By stringent definition, organometallics encompasses the study of organic compounds that contain a carbon-metal bond. It remarkably combines organic and inorganic chemistry into one beautiful mesh where really cool chemistry can occur. The literature is replete with examples of reactions that employ organometallic chemistry, many of which have been taught to undergraduates in their early-on exploration of chemistry (the very familiar Grignard reaction, Gilman reagent, Grubbs’s catalyst for olefin metathesis). But there’s so much more about organometallics than meets the eye (Paulson-Khand, Heck, Suzuki, Chan-Lam, Ullmann)! A timeline of the history of organometallics is shown below (source: Wikipedia):
- 1760 Louis Claude Cadet de Gassicourt investigates inks based on Cobalt salts and isolates Cacodyl from cobalt mineral containing arsenic
- 1827 Zeise’s salt is the first platinum / olefin complex
- 1848 Edward Frankland discovers diethylzinc
- 1863 Charles Friedel and James Crafts prepare organochlorosilanes
- 1890 Ludwig Mond discovers Nickel carbonyl
- 1899 Introduction of Grignard reaction
- 1900 Paul Sabatier works on hydrogenation organic compounds with metal catalysts. Hydrogenation of fats kicks off advances in food industry, see margarine
- 1909 Paul Ehrlich introduces Salvarsan for the treatment of syphilis, an early arsenic based organometallic compound
- 1912 Nobel Prize Victor Grignard and Paul Sabatier
- 1930 Henry Gilman works on lithium cuprates, see Gilman reagent
- 1951 Walter Hieber was awarded the Alfred Stock prize for his work with metal carbonyl chemistry.
- 1951 Ferrocene is discovered
- 1963 Nobel prize for Karl Ziegler and Giulio Natta on Ziegler-Natta catalyst
- 1965 Discovery of cyclobutadieneiron tricarbonyl
- 1968 Heck reaction
- 1973 Nobel prize Geoffrey Wilkinson and Ernst Otto Fischer on sandwich compounds
- 1981 Nobel prize Roald Hoffman and Kenichi Fukui for creation of the Woodward-Hoffman Rules
- 2005 Nobel prize Yves Chauvin, Robert Grubbs, and Richard Schrock on metal-catalyzed alkene metathesis
- 2010 Nobel prize Richard F. Heck, Ei-ichi Negishi, Akira Suzuki
Our research group focuses on exploring organometallic methodologies, with special focus on metals like nickel, palladium, and copper (that mischievous blue fiend!). How I see our group’s study of organometallics is as a Nu-Nu cross coupling with the use of a lewis acid source to “connect” the two nucleophiles together.
What’s interesting about this concept is that it seems counter-intuitive because reactions occur usually between electrophiles and nucleophiles. But organometallics transcends this “normality” and introduces a whole area of confusion that’s both fascinating and headache-inducing. My current project deals with copper, which, on the spectrum of chemistry history, does some weird and unusual transformations (Gilman reactions, 1,4 additions, SN2` additions).
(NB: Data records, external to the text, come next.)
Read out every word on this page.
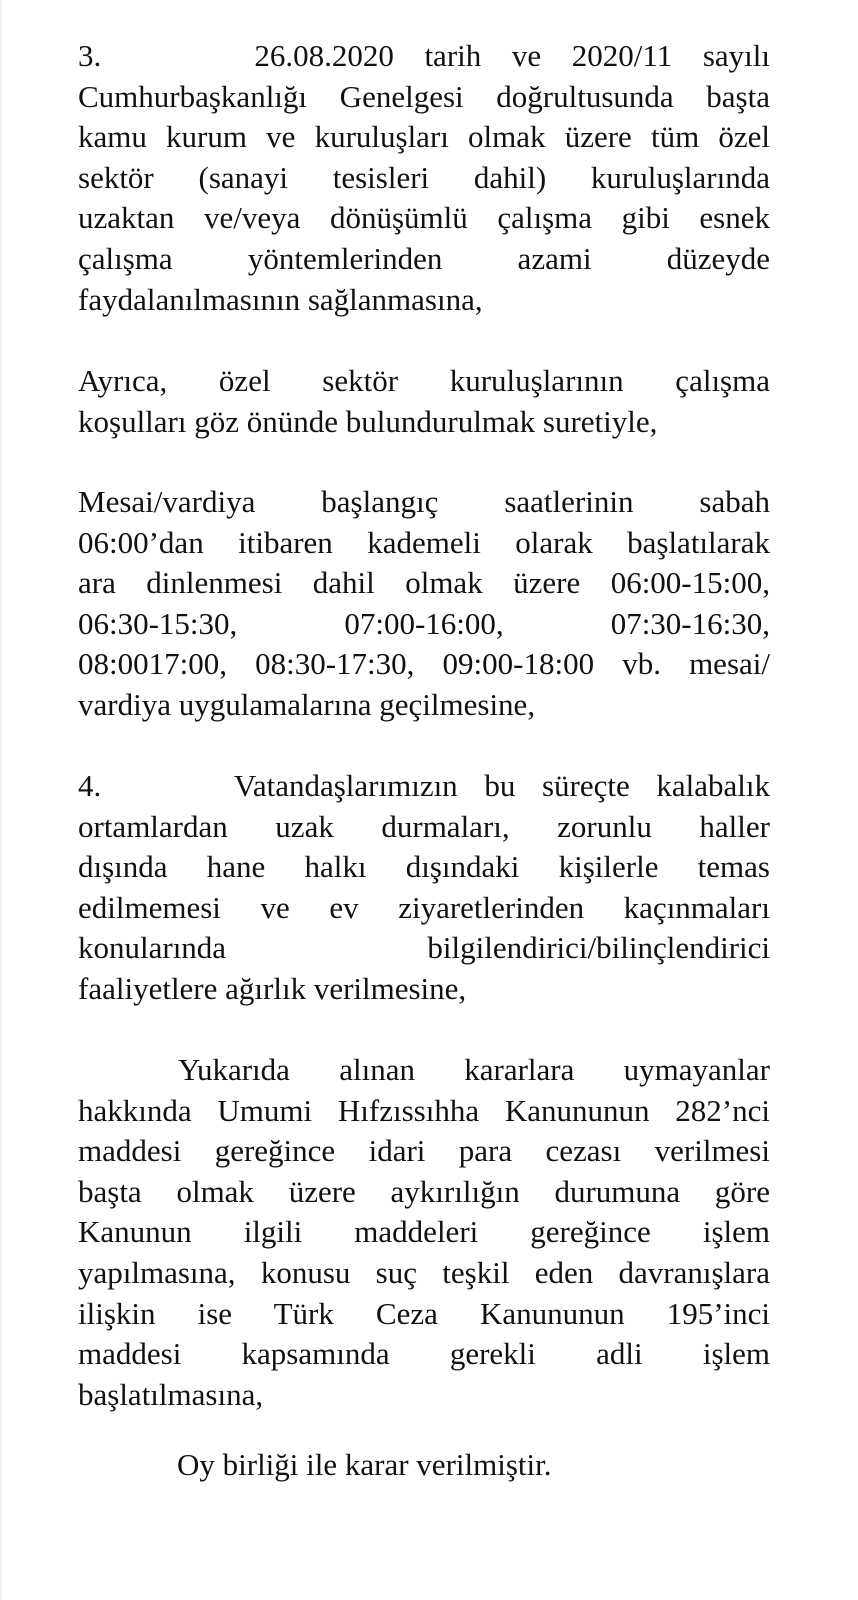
3.     26.08.2020 tarih ve 2020/11 sayılı
Cumhurbaşkanlığı Genelgesi doğrultusunda başta
kamu kurum ve kuruluşları olmak üzere tüm özel
sektör (sanayi tesisleri dahil) kuruluşlarında
uzaktan ve/veya dönüşümlü çalışma gibi esnek
çalışma yöntemlerinden azami düzeyde
faydalanılmasının sağlanmasına,
Ayrıca, özel sektör kuruluşlarının çalışma
koşulları göz önünde bulundurulmak suretiyle,
Mesai/vardiya başlangıç saatlerinin sabah
06:00’dan itibaren kademeli olarak başlatılarak
ara dinlenmesi dahil olmak üzere 06:00-15:00,
06:30-15:30, 07:00-16:00, 07:30-16:30,
08:0017:00, 08:30-17:30, 09:00-18:00 vb. mesai/
vardiya uygulamalarına geçilmesine,
4.     Vatandaşlarımızın bu süreçte kalabalık
ortamlardan uzak durmaları, zorunlu haller
dışında hane halkı dışındaki kişilerle temas
edilmemesi ve ev ziyaretlerinden kaçınmaları
konularında bilgilendirici/bilinçlendirici
faaliyetlere ağırlık verilmesine,
Yukarıda alınan kararlara uymayanlar
hakkında Umumi Hıfzıssıhha Kanununun 282’nci
maddesi gereğince idari para cezası verilmesi
başta olmak üzere aykırılığın durumuna göre
Kanunun ilgili maddeleri gereğince işlem
yapılmasına, konusu suç teşkil eden davranışlara
ilişkin ise Türk Ceza Kanununun 195’inci
maddesi kapsamında gerekli adli işlem
başlatılmasına,
Oy birliği ile karar verilmiştir.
Furthermore, its oxidation states completely covers the range of Cu(0) —> Cu(+1) —> Cu(+2) —> Cu(+3), which is not too similar to Palladium’s oxidation state profile (Pd(0) —> Pd(+2) —> Pd(+4) (rarely occurs)). Why am I using copper? I’m trying to form vinyl ethers through the coupling of a pseudo-halide (boronate ester) with alcohols, targeting that C-O bond formation:
Why am I doing this? Well, although literature is full of ways to make vinyl ethers, many of these methods need extreme conditions – strong bases, strong acids, incredibly (well, not too incredible) high temp (>220C), and reactive electrophiles. Just look back at Fritz Ullmann’s work on aryl halide coupling using copper and you’ll see how harsh the conditions were.
Fast-forward 97 years later to Chan, Lam, and Evans’s work on these copper-coupling reactions, and you’ll soon be stumbling into my research area, which is incredibly cool in my opinion.
Evans used Chan and Lam’s work to make thyroxine, a thyroid hormone agent.
I definitely need a greater foundation to shape up my misshapen understanding of organometallics, but I’m getting there.